S’il ne l’a finalement pas signée, c’est parce que Val, dans le même temps, faisait le tour de la rédaction pour recueillir des signatures désavouant Siné. Cette pétition devant être publiée dans Charlie, on peut comprendre que le vieil anar, en s’apercevant de cette traîtrise, se soit exclamé : « plutôt me couper les couilles que de faire des excuses ». Dans sa dernière chronique, que Val a censurée (alors que Siné n’a pas été licencié officiellement) et qui a été publiée par le nouvelobs.com, Siné revient sur cet épisode en désavouant l’attitude de « son neveu » Charb.

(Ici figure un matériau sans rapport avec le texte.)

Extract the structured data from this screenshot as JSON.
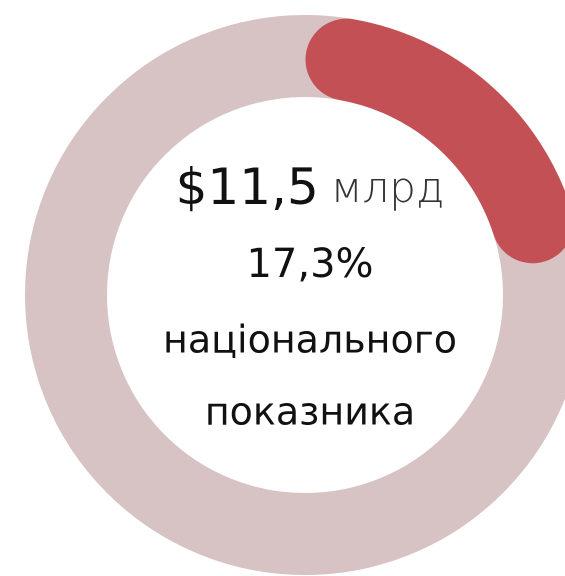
{
  "chart_data": {
    "type": "donut",
    "value": 17.3,
    "value_label": "17,3%",
    "amount": "$11,5",
    "unit": "млрд",
    "caption_line1": "національного",
    "caption_line2": "показника",
    "color": "#c25055",
    "track_color": "#d8c3c4"
  }
}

Joffrin ment... Joffrin ment effrontément..., lorsqu’il accuse Siné de ne pas avoir dissipé le malentendu « dès l’origine ». Pour le vérifier, il n’y a pas à aller loin. Dans son propre journal, le 17 juillet, dès le début de l’affaire donc, la journaliste de Libération Catherine Coroller remarque que :
« Siné se défend de tout antisémitisme, affirmant que si la fiancée de Jean Sarkozy "avait été la fille d’un émir", le jeune homme "se serait converti à la religion musulmane" ».
Peut-on être plus clair pour dire qu’il s’agissait bien, dans l’esprit de Siné, de pointer l’opportunisme (réel ou supposé, c’est un autre débat...) du fils Sarkozy ?
Race et racisme
Ce n’est pas tout... Le fougueux Laurent Joffrin - qui ne rate jamais une occasion de ridiculiser ceux qu’il est supposé soutenir - s’est laissé emporter par son élan et s’est sérieusement emmêlé les crayons dans sa traque du Brasillach des temps modernes en évoquant la « race » juive :
« Réprouver l’intégrisme musulman et dénoncer le pouvoir supposé des juifs ce n’est pas la même chose. On est anti-intégriste dans le premier cas, raciste dans le second. On choisit sa religion, on ne choisit pas sa race. »
Devant le tollé de nombreux lecteurs, Laurent Joffrin a alors entrepris de modifier son texte en ligne (pour la version papier, c’est trop tard). La version corrigée sur le net devient donc : « (...) attaquer une religion n’est pas attaquer une communauté. Réprouver l’intégrisme musulman et dénoncer le pouvoir supposé des juifs ce n’est pas la même chose. On est anti-intégriste dans le premier cas, raciste dans le second. ».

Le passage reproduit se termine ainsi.